I really really wanted a run tonight. I had Sir Eliot after work. I like to give him as much of my focus as possible and frankly, he likes that too. 🙂 So I don’t get to run until after he heads home. I was all ready to jump on the treadmill when MT headed to bed and I realized he would be attempting to sleep. *Wednesday revisited*. Clearly I couldn’t run as he wouldn’t be able to sleep. How frustrating.
It was really just a lot of running around tonight that ended badly. Errands gone awry, mistakes for dinner that didn’t need to be made, all things that had they been prevented I could have left Eliot with Sean and gone to the gym.

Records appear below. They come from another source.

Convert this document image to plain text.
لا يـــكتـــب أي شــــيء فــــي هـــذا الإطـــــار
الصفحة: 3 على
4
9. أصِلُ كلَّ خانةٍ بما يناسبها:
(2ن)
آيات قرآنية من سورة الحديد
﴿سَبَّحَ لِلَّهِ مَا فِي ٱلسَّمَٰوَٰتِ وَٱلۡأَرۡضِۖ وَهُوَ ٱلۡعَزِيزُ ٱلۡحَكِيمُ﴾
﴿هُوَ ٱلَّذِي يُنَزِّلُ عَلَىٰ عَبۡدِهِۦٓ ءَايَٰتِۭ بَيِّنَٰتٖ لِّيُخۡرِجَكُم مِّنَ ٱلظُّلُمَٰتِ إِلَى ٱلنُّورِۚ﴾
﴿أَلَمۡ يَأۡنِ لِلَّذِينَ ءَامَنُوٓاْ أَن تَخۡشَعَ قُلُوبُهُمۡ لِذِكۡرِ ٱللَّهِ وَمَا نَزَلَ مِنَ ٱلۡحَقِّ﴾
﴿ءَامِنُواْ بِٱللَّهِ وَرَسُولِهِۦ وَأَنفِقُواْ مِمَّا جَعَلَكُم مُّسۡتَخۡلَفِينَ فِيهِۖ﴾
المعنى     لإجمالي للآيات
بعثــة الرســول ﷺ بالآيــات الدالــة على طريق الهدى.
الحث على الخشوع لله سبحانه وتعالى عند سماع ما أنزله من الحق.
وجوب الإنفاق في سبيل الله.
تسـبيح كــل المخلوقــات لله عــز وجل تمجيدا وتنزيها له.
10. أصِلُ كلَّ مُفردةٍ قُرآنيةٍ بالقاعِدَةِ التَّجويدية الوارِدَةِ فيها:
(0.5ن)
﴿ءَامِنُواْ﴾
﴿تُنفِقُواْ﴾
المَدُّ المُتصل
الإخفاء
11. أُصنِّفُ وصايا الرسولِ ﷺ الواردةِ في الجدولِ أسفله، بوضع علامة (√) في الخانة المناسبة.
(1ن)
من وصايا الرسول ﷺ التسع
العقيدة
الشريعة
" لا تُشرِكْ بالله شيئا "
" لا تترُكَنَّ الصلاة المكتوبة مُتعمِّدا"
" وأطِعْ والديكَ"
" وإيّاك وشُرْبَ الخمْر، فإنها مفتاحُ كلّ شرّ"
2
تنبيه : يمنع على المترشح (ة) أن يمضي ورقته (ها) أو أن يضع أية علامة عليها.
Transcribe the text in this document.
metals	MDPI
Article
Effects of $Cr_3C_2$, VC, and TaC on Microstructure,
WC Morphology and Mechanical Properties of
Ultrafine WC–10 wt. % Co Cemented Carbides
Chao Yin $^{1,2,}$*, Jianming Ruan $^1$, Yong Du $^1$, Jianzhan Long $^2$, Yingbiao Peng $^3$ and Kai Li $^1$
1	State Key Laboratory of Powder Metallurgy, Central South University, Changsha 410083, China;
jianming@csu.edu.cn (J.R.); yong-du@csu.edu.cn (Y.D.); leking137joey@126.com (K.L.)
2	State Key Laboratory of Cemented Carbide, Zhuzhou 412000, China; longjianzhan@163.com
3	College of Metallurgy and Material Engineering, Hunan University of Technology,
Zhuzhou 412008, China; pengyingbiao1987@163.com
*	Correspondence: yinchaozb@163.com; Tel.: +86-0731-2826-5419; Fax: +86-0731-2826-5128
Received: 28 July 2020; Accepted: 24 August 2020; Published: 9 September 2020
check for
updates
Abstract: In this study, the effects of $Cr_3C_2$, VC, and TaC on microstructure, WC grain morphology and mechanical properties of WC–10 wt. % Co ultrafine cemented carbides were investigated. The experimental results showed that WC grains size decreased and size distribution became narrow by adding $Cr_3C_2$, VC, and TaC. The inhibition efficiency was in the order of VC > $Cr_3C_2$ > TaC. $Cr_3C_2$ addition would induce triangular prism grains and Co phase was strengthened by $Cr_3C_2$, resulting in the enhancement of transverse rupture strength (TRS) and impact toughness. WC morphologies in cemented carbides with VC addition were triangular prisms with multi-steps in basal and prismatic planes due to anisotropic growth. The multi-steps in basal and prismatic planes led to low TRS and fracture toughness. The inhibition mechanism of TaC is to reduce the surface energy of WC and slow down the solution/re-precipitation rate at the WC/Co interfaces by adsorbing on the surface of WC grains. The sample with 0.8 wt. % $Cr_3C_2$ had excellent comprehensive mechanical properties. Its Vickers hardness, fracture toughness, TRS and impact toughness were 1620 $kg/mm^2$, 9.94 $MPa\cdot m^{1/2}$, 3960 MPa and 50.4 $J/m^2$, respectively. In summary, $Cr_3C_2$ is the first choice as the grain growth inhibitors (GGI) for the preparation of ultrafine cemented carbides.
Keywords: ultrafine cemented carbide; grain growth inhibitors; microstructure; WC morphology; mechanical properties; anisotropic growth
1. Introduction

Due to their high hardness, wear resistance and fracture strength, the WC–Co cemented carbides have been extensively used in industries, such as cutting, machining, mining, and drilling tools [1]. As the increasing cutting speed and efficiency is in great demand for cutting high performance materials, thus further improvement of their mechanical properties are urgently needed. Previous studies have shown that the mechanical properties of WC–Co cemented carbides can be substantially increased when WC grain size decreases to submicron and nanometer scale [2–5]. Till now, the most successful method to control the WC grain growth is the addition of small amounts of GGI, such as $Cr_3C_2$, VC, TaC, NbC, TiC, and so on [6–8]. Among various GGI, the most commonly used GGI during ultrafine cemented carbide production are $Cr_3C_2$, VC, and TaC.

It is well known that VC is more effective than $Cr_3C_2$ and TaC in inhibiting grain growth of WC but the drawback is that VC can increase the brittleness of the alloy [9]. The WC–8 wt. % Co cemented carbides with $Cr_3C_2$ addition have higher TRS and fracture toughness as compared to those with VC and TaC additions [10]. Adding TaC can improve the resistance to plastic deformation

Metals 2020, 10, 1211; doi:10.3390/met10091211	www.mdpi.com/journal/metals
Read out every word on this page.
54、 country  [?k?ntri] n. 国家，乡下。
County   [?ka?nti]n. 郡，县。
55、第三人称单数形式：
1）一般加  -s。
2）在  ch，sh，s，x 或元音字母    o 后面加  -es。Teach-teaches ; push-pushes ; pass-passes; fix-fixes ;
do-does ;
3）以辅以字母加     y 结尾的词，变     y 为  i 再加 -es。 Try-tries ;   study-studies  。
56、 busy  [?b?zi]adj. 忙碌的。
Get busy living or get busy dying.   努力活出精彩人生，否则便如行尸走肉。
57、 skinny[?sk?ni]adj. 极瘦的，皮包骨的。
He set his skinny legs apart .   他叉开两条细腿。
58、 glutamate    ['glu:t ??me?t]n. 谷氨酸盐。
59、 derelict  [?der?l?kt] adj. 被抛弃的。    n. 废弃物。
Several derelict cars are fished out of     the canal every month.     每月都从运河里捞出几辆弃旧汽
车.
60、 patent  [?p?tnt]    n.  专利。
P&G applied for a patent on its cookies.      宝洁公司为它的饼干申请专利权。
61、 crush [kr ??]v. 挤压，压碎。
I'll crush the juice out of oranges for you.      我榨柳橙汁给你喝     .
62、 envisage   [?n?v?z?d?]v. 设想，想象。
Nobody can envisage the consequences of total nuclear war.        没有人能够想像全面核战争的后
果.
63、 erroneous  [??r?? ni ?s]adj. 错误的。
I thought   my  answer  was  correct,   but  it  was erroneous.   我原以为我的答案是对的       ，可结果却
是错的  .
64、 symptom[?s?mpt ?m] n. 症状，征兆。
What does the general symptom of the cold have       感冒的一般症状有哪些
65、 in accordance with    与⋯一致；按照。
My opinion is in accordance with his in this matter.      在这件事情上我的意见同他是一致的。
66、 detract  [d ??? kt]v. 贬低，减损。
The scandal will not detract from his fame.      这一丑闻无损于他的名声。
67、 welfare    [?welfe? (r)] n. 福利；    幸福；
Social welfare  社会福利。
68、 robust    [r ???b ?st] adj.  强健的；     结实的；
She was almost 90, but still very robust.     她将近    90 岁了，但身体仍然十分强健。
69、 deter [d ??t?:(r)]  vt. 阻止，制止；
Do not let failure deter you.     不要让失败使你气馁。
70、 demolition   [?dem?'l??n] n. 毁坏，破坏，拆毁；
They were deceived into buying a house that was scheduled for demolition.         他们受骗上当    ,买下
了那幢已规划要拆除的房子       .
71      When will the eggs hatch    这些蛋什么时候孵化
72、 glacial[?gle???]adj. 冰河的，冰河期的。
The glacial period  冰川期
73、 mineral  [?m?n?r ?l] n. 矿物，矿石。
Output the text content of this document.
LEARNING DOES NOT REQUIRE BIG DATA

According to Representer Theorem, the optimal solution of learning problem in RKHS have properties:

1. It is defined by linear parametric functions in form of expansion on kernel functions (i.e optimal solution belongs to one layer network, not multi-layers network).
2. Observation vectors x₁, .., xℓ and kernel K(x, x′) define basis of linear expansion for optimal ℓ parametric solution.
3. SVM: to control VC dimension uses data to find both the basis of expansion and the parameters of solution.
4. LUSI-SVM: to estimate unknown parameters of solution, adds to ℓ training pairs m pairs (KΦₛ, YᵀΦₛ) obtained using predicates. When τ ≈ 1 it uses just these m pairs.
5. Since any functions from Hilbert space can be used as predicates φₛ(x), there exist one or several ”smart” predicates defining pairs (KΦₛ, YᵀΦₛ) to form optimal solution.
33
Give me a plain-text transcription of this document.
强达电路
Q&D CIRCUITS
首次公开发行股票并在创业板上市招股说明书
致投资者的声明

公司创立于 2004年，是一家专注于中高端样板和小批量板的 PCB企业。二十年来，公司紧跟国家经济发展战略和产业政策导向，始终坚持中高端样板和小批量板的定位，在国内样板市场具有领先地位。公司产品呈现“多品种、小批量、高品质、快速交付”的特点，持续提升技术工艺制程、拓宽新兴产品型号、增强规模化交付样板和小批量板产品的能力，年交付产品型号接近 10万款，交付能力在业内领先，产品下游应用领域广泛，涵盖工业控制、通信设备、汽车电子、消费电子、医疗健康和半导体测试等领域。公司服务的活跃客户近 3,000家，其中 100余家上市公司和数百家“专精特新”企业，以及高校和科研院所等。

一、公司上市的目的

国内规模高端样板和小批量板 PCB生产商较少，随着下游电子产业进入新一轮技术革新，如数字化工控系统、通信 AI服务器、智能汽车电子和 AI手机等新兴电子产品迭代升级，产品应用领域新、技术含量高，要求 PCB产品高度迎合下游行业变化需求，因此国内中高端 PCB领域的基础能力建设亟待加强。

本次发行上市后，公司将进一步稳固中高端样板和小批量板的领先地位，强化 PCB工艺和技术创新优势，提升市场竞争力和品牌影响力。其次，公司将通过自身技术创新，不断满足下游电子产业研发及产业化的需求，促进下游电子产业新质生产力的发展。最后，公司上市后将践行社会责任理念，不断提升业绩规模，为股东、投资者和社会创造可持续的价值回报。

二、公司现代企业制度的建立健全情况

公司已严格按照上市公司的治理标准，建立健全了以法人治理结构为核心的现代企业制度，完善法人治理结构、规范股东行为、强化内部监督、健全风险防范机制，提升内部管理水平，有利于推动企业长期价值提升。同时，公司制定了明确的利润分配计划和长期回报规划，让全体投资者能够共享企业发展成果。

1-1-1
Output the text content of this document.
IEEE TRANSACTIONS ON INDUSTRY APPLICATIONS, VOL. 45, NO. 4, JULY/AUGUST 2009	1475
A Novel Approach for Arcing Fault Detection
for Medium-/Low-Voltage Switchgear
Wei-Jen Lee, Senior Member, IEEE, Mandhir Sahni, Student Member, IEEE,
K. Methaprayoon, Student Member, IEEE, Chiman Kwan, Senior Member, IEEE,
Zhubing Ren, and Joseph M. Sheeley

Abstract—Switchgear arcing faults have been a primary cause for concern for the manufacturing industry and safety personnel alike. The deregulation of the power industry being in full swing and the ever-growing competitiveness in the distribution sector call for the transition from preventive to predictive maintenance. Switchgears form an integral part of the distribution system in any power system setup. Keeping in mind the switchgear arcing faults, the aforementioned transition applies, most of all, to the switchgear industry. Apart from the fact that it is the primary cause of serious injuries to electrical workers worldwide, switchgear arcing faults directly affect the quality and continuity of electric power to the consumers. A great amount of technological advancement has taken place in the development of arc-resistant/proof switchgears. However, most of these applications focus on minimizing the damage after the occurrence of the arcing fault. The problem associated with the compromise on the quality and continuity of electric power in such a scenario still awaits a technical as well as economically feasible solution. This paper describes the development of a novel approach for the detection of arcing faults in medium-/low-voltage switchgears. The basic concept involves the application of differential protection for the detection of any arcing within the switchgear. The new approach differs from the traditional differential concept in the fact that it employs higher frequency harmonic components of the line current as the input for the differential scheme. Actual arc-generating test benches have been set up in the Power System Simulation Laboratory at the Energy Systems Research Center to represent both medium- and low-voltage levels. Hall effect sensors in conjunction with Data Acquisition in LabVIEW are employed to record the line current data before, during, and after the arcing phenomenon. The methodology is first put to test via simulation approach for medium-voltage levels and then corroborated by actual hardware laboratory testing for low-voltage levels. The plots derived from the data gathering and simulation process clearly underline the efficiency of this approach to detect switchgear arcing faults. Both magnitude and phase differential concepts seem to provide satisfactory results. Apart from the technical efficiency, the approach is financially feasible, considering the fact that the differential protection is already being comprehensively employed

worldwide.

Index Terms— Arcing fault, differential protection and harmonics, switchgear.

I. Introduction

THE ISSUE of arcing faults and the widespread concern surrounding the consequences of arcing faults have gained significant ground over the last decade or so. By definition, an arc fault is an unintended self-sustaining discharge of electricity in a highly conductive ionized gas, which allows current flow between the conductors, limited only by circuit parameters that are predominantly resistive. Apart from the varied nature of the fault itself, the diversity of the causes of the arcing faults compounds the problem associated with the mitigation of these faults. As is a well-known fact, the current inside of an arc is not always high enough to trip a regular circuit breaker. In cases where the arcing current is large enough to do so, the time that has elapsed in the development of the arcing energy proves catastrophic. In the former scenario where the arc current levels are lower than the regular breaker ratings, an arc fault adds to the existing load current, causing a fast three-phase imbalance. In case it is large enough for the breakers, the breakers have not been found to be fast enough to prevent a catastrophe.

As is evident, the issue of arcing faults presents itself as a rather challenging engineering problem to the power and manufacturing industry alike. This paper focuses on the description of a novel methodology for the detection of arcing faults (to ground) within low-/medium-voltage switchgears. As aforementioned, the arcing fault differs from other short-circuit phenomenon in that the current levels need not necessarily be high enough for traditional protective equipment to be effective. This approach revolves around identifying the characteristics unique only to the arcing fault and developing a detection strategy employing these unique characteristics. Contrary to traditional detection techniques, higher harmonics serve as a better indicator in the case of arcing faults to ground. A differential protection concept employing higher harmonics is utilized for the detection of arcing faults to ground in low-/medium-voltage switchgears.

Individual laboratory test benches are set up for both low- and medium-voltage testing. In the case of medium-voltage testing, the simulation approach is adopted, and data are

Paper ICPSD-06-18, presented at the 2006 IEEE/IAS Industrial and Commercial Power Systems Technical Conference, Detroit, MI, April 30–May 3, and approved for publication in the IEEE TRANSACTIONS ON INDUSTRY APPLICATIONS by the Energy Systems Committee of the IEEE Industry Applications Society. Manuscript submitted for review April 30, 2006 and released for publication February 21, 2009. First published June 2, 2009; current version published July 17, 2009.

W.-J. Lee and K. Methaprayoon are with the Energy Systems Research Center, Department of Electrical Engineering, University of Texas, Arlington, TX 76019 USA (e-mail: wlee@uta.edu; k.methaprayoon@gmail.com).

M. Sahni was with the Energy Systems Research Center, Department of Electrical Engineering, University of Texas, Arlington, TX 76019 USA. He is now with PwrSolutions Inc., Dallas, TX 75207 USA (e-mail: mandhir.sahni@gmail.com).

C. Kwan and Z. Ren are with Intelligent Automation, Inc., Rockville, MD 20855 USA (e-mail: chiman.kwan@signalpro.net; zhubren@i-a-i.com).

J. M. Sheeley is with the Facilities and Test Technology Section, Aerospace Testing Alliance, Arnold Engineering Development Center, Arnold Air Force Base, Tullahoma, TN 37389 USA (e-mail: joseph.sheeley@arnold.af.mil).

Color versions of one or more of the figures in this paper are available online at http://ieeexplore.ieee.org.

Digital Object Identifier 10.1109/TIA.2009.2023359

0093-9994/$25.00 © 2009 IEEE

Unfortunately it didn’t work out and I’m stuck at a perfectly fine hour of the evening with a perfectly AWESOME treadmill and I CAN’T FREAKING RUN.
I’m a little bitter about this right now. Sean said I could probably throw out my miles really quick but I’ve been trying to get MT to get to bed at a reasonable hour for WEEKS so I sure as hell am not going to be a contributing factor. That would put me in the running for mom of the year for sure.
So once again I have a stellar week of running and a stellar week of training and I feel fabulous. I’m pretty over this game.
I am not feeling very happy tonight. I feel like a giant failure and I’m sad. And I’m pretty sure that’s redundant.